共感の言語
応用コース、配信にて参加させて頂きました。日本語は共感の言語とのお話、ありがとうございます。日本人に生まれたことは好運です。先生の言葉を、私の理解度はともかく、とりあえずは日本語で聞けることは本当に恵まれています。
共感は、いままでも、これからも、とても大切な能力です。日本人にそもそも備わっているものならば、もっと表現していかないともったいないと思いました。
今日のお話を聞いて、英語と日本語は同じ言語なんだから置換可能だろう、などとは簡単にいかないことを改めて思います。まったく違うものなんだという出発点から、はじめないといけないと思いました。
川端康成の「雪国」の書き出しは有名ですが、「Snow Country」じゃ何か違うなあ、というのは感じますし、汽車も「Train」だとちょっと違うな、と感じます。夜の底が白くなった、という詩的な表現も、英語に翻訳する側は大変苦労したことと思います。英語にすると言葉に含まれている情緒が見えなくなります。
真偽はわかりませんが、これも有名な話で夏目漱石は「I love you」を「月が綺麗ですね」と訳した逸話がありますが、共感の言語として考えれば、なぜそのように訳したのか、少し理解できる気がします。「love」と「愛」は違う、もしかしたら夏目漱石はそう考えたのかもしれません。うまく言葉で説明できませんが、愛とloveが違うことは、感覚としてわかります。
主語のないことが、文章としても美しいです。
「言語が思考を規定する」私の好きなSF映画で「メッセージ」というのがあるのですが、地球に来た生命体に対して言語学者がコンタクトをとり、そのメッセージを解読する、という話です。その生命体はすでに時間を超越していて、その方法を地球人に伝えにきたという設定です。彼らの言葉は時制がない表意文字で、始まりも終わりも存在しない円形の輪のような言語として描かれています。そして言語学者がその言語をすべて解読し理解できたとき、ついに人類は時間の謎がわかり、時間を超越し、人類は一つになる、というような話です。言語の限界が思考の限界になっているという映画のメッセージでもありますし、言葉を理解できたとき、それまでのすべての概念が覆される希望も示してくれています。

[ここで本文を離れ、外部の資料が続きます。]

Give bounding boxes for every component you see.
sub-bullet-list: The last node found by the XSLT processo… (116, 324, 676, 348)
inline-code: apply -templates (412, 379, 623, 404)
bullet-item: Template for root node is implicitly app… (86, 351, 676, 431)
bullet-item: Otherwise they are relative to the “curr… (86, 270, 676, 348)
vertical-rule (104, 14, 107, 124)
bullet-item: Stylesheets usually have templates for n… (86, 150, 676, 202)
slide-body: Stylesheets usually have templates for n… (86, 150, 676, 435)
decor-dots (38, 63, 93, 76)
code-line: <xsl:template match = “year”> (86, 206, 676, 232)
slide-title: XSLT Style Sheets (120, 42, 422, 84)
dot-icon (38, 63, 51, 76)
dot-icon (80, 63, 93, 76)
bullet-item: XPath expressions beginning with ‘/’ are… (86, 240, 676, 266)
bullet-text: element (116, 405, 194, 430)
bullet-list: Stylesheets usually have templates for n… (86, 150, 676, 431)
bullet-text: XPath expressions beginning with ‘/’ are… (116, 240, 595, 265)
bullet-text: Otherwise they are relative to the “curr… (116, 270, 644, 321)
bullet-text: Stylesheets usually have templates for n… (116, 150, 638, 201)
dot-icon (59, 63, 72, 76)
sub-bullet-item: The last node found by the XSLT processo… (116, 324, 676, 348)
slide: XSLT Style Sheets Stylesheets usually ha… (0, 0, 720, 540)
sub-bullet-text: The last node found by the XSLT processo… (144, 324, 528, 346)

先生のお話を聞いていると、これは映画だけの話ではないと思います。
学校の国語で日本語を勉強したつもりになっていましたが(そもそも成績は芳しくありませんでしたが)、先生のお話を聞いていると、自分は日本語すらまともに勉強をしてこなかったんだな、、と勉強不足を痛感します。
いだきしん先生、高麗さん、いつもありがとうございます。